Weed-crop competition is a complex field of study. The extent of competition is governed by a number of factors including crop species, crop cultivar, crop density, weed species, weed density, the relative time of emergence of the crop and weed, the duration of the weed presence, the efficiency of weed control, and soil and environmental factors.

Of the four major crops, wheat, barley, canola and flax, wheat ranks third in its competitive ability. Barley and canola (once well established) are more competitive, and flax the least . Winter wheat is generally considered to be more competitive than spring wheat, largely due to the fact it has a head start over the weed species. Perennial weeds, such as Canada thistle, are probably of greater significance than annual grassy and broadleaved weeds in winter wheat production.

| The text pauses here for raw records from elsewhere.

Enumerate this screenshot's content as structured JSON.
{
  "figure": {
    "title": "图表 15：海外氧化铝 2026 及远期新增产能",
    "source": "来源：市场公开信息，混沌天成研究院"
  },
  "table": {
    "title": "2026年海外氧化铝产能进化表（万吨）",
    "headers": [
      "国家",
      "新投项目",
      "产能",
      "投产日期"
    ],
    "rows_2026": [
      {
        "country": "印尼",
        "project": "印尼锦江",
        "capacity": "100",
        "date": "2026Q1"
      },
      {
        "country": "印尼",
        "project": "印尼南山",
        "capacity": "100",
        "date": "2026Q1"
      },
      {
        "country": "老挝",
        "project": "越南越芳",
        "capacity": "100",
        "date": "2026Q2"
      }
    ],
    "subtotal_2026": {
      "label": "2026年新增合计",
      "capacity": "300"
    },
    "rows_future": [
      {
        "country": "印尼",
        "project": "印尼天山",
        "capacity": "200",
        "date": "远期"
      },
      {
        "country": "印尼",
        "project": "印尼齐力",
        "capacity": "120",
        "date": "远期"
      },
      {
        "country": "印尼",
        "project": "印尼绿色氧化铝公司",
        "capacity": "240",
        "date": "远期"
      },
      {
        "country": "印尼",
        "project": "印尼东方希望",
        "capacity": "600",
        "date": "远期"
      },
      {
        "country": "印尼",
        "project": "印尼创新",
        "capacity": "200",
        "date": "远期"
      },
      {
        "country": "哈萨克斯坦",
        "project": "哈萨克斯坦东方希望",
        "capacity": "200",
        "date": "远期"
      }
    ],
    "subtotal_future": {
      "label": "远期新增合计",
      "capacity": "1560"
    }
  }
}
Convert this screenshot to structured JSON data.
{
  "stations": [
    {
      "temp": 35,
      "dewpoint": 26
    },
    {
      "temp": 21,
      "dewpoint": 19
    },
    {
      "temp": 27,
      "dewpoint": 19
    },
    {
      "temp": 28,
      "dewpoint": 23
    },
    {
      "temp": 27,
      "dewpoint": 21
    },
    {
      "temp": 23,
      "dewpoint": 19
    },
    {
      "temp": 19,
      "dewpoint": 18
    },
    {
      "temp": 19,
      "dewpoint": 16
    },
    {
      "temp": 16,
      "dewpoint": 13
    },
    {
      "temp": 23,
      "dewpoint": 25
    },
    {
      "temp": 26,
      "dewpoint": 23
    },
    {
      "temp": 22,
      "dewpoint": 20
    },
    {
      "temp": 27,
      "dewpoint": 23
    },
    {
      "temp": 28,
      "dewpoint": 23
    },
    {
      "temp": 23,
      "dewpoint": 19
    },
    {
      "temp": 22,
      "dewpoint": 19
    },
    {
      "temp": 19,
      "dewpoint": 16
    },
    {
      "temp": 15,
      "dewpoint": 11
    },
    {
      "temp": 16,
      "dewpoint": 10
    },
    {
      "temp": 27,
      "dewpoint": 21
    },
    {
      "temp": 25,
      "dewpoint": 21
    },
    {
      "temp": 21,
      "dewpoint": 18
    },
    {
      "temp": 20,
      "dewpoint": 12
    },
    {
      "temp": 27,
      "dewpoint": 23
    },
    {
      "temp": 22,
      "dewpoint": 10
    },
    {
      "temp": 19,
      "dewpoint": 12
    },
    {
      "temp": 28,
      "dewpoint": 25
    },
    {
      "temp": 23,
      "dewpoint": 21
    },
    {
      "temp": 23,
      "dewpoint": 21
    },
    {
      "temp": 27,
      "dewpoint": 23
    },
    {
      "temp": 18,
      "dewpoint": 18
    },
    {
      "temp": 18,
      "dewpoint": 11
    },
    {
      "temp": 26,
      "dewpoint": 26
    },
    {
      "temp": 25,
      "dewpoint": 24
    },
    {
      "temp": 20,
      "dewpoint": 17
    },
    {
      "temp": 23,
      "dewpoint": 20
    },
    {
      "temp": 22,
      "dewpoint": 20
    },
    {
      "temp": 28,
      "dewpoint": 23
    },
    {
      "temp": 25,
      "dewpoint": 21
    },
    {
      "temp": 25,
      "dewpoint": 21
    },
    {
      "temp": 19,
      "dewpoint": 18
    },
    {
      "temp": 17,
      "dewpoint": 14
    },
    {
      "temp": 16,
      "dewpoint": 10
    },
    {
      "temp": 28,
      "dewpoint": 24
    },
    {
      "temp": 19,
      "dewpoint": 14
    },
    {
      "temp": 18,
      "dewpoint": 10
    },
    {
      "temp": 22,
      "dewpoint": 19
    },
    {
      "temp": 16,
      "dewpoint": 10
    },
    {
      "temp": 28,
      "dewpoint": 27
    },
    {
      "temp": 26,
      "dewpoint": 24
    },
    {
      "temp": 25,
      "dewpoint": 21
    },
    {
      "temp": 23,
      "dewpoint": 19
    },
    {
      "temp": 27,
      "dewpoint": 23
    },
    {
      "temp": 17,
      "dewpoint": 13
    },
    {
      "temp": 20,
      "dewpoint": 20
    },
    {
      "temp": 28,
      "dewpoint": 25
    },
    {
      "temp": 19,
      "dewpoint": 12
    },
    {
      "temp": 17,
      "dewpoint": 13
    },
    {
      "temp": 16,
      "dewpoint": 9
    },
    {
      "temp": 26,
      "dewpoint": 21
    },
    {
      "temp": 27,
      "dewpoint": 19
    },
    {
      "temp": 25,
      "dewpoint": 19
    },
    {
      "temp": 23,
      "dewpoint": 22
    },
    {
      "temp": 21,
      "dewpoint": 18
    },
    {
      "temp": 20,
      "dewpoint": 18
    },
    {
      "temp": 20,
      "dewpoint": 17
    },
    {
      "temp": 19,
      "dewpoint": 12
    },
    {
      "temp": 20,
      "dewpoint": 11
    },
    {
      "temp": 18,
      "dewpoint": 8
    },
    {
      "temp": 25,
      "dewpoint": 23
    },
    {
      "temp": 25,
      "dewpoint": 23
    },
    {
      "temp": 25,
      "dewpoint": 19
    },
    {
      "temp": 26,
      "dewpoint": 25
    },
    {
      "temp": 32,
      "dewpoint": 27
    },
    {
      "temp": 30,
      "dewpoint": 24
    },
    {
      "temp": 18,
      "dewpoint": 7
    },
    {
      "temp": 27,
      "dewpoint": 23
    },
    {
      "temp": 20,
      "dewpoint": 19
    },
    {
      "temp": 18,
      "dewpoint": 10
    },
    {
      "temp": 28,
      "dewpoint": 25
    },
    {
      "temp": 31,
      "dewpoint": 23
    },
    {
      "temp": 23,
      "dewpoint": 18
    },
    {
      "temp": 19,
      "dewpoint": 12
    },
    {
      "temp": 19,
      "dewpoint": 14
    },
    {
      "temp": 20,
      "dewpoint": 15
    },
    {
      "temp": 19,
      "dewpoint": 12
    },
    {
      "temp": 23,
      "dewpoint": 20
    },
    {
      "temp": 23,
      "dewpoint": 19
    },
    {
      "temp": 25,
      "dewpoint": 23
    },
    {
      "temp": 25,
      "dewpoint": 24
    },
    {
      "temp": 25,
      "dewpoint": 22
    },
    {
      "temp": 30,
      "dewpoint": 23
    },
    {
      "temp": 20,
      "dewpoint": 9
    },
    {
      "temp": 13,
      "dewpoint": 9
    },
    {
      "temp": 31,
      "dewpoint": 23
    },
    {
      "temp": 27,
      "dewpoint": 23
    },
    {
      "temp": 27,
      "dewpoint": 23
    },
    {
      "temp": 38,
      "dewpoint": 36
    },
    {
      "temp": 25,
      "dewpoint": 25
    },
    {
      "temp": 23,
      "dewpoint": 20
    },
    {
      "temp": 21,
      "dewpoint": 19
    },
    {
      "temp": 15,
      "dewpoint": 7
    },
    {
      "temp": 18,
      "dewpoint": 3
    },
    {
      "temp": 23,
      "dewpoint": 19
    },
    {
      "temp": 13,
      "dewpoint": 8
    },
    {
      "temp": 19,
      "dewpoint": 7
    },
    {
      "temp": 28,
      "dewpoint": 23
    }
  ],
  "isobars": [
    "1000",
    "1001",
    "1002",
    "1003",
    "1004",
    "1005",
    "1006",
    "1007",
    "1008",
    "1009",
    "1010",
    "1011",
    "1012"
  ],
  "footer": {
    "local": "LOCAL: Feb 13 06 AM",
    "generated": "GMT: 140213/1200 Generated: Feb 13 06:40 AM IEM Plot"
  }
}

Competition evidence indicates that semi-dwarf wheats are less competitive than normal-height wheats. Similarly, the long-strawed spring wheat, has been observed to be a better competitor with wild oats than the short-strawed cultivars. The greater shading of the semi-dwarf wheat by the weeds is implicated as a factor responsible for the differential effects of weed competition on yields of the two cultivars. Although there are some exceptions, short-strawed winter wheat cultivars also tend to be poorer competitors with annual weeds than tall cultivars.

Within tall- and short-strawed cultivars, weed competition has been observed to result in differential yield responses. Generally, the higher-yielding cultivars appear to be more severely affected by weed competition than the lower-yielding ones.

Crop and Weed Density
The actual weed density at which wheat yield losses occur is weed species and environmentally dependent. General findings are that the greater the weed density, the greater the yield losses. Several studies have shown this to be the case for wild oat competition in wheat. Irrespective of soil fertility, on previously summer fallowed land, 48 wild oats per square meter significantly reduced wheat yield, and with increasing density above 48 wild oats/ m², yield losses increased.

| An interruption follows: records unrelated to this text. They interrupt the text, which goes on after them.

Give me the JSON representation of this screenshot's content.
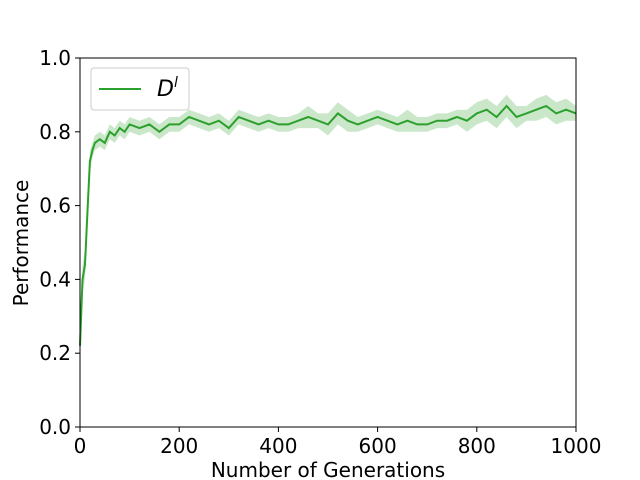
{
  "chart_data": {
    "type": "line",
    "title": "",
    "xlabel": "Number of Generations",
    "ylabel": "Performance",
    "xlim": [
      0,
      1000
    ],
    "ylim": [
      0.0,
      1.0
    ],
    "xticks": [
      0,
      200,
      400,
      600,
      800,
      1000
    ],
    "yticks": [
      0.0,
      0.2,
      0.4,
      0.6,
      0.8,
      1.0
    ],
    "xtick_labels": [
      "0",
      "200",
      "400",
      "600",
      "800",
      "1000"
    ],
    "ytick_labels": [
      "0.0",
      "0.2",
      "0.4",
      "0.6",
      "0.8",
      "1.0"
    ],
    "grid": false,
    "legend_position": "top-left",
    "series": [
      {
        "name": "D^l",
        "color": "#2ca02c",
        "band_color": "#2ca02c",
        "x": [
          0,
          5,
          10,
          15,
          20,
          25,
          30,
          40,
          50,
          60,
          70,
          80,
          90,
          100,
          120,
          140,
          160,
          180,
          200,
          220,
          240,
          260,
          280,
          300,
          320,
          340,
          360,
          380,
          400,
          420,
          440,
          460,
          480,
          500,
          520,
          540,
          560,
          580,
          600,
          620,
          640,
          660,
          680,
          700,
          720,
          740,
          760,
          780,
          800,
          820,
          840,
          860,
          880,
          900,
          920,
          940,
          960,
          980,
          1000
        ],
        "y": [
          0.22,
          0.4,
          0.44,
          0.58,
          0.72,
          0.75,
          0.77,
          0.78,
          0.77,
          0.8,
          0.79,
          0.81,
          0.8,
          0.82,
          0.81,
          0.82,
          0.8,
          0.82,
          0.82,
          0.84,
          0.83,
          0.82,
          0.83,
          0.81,
          0.84,
          0.83,
          0.82,
          0.83,
          0.82,
          0.82,
          0.83,
          0.84,
          0.83,
          0.82,
          0.85,
          0.83,
          0.82,
          0.83,
          0.84,
          0.83,
          0.82,
          0.83,
          0.82,
          0.82,
          0.83,
          0.83,
          0.84,
          0.83,
          0.85,
          0.86,
          0.84,
          0.87,
          0.84,
          0.85,
          0.86,
          0.87,
          0.85,
          0.86,
          0.85
        ],
        "band": [
          0.03,
          0.04,
          0.04,
          0.04,
          0.03,
          0.02,
          0.02,
          0.02,
          0.02,
          0.02,
          0.02,
          0.02,
          0.02,
          0.02,
          0.02,
          0.02,
          0.02,
          0.02,
          0.02,
          0.02,
          0.02,
          0.02,
          0.02,
          0.02,
          0.02,
          0.02,
          0.02,
          0.02,
          0.02,
          0.02,
          0.02,
          0.03,
          0.02,
          0.03,
          0.03,
          0.03,
          0.02,
          0.02,
          0.02,
          0.02,
          0.02,
          0.03,
          0.02,
          0.02,
          0.02,
          0.02,
          0.02,
          0.03,
          0.03,
          0.03,
          0.03,
          0.03,
          0.03,
          0.02,
          0.03,
          0.03,
          0.03,
          0.03,
          0.02
        ]
      }
    ]
  },
  "legend": {
    "label_base": "D",
    "label_sup": "l"
  }
}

These results correlate well with other studies. On fertilized stubble land, wild oats at a density of only 12 plants/m² were found to significantly reduce wheat yields, while on unfertilized stubble land, 80 to 120 wild oats/m² were required before yield losses were significant.

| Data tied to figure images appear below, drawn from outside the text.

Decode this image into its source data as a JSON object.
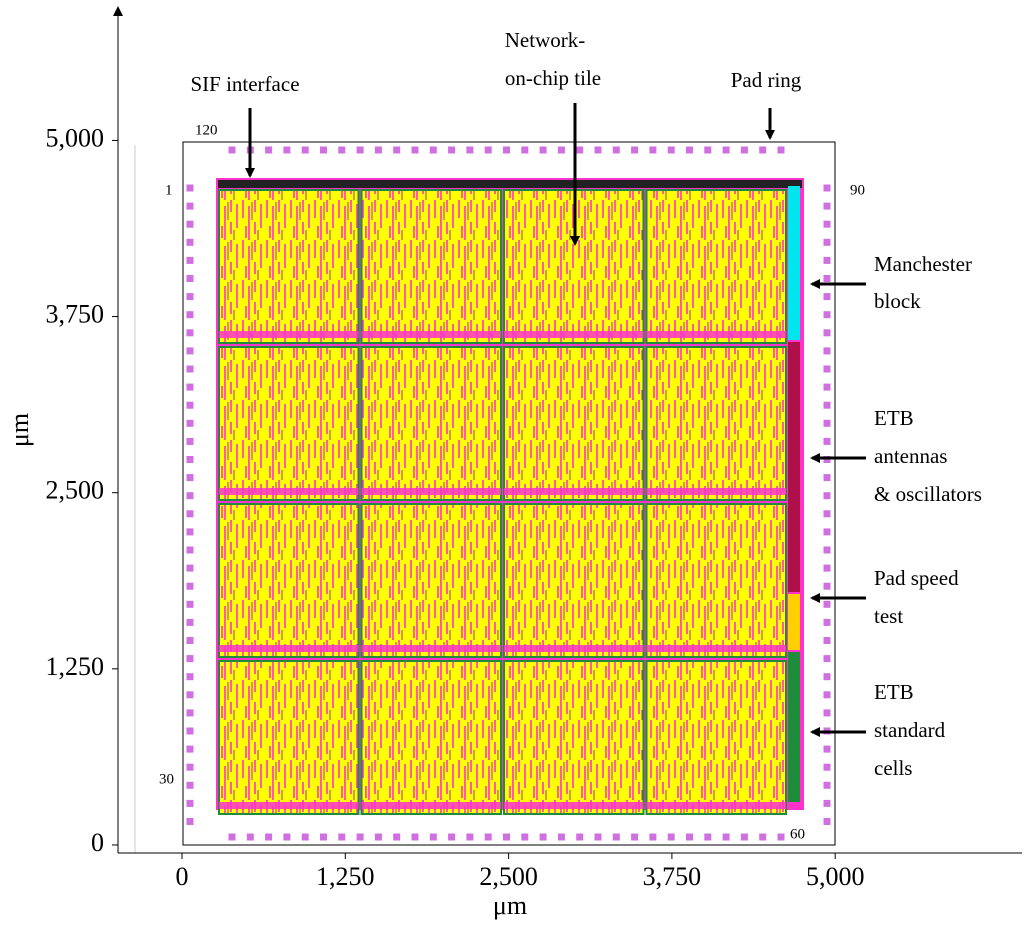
{
  "chart_data": {
    "type": "layout",
    "xlabel": "μm",
    "ylabel": "μm",
    "xlim": [
      -490,
      6430
    ],
    "ylim": [
      -57,
      5940
    ],
    "xticks": [
      0,
      {
        "value": 1250,
        "label": "1,250"
      },
      {
        "value": 2500,
        "label": "2,500"
      },
      {
        "value": 3750,
        "label": "3,750"
      },
      {
        "value": 5000,
        "label": "5,000"
      }
    ],
    "yticks": [
      0,
      {
        "value": 1250,
        "label": "1,250"
      },
      {
        "value": 2500,
        "label": "2,500"
      },
      {
        "value": 3750,
        "label": "3,750"
      },
      {
        "value": 5000,
        "label": "5,000"
      }
    ],
    "annotations": [
      [
        "SIF interface"
      ],
      [
        "Network-",
        "on-chip tile"
      ],
      [
        "Pad ring"
      ],
      [
        "Manchester",
        "block"
      ],
      [
        "ETB",
        "antennas",
        "& oscillators"
      ],
      [
        "Pad speed",
        "test"
      ],
      [
        "ETB",
        "standard",
        "cells"
      ]
    ],
    "pad_labels": [
      "120",
      "1",
      "90",
      "30",
      "60"
    ]
  }
}
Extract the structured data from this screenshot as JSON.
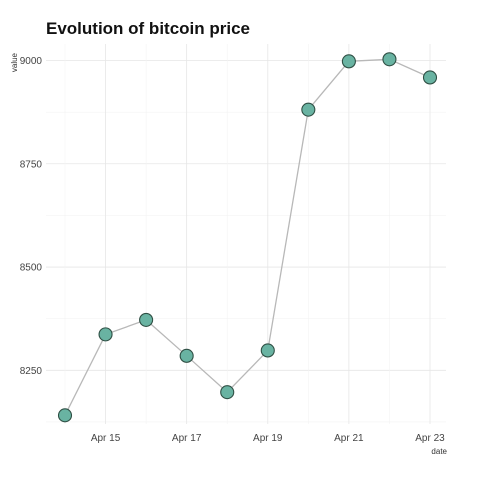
{
  "chart_data": {
    "type": "line",
    "title": "Evolution of bitcoin price",
    "xlabel": "date",
    "ylabel": "value",
    "x": [
      "2018-04-14",
      "2018-04-15",
      "2018-04-16",
      "2018-04-17",
      "2018-04-18",
      "2018-04-19",
      "2018-04-20",
      "2018-04-21",
      "2018-04-22",
      "2018-04-23"
    ],
    "x_ticks": [
      "Apr 15",
      "Apr 17",
      "Apr 19",
      "Apr 21",
      "Apr 23"
    ],
    "y_ticks": [
      "8250",
      "8500",
      "8750",
      "9000"
    ],
    "series": [
      {
        "values": [
          8141,
          8337,
          8372,
          8285,
          8197,
          8298,
          8881,
          8998,
          9003,
          8959
        ]
      }
    ],
    "ylim": [
      8120,
      9040
    ],
    "grid": true,
    "line_color": "#b8b8b8",
    "marker_fill": "#69b3a2",
    "marker_stroke": "#2f4f44"
  }
}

Increasing tartary buckwheat density has been shown by a number of researchers to result in increasing wheat yield losses. The density of tartary buckwheat at which a significant yield loss was observed varied considerably from 14 plants/m² to 58 plants/m². This differential probably reflects differences in cultural practices and environmental conditions.

Increasing crop density has been implicated in a number of instances as reducing the competition of weeds. By increasing crop seeding rates, weed growth and therefore competition may be suppressed. Wheat yield losses from wild mustard competition decreased with increased crop seeding rates of 67,135 or 200 kilograms per hectare. The yield of wheat in the weed-free plots was, however, less at the higher seeding rates.

Increasing wheat seeding rates from 22 to 44 or 88 kg/ha decreased the yield-reducing effect of wild oats from 78 percent to 64 percent and 77 percent to 44 percent, respectively. Researchers caution, however, that although increasing wheat density reduced the yield loss due to wild oats, this effect was negligible once the optimum weed-free density was exceeded. Wheat yields declined much more strongly in response to wild oat pressure at low, compared to high, crop densities.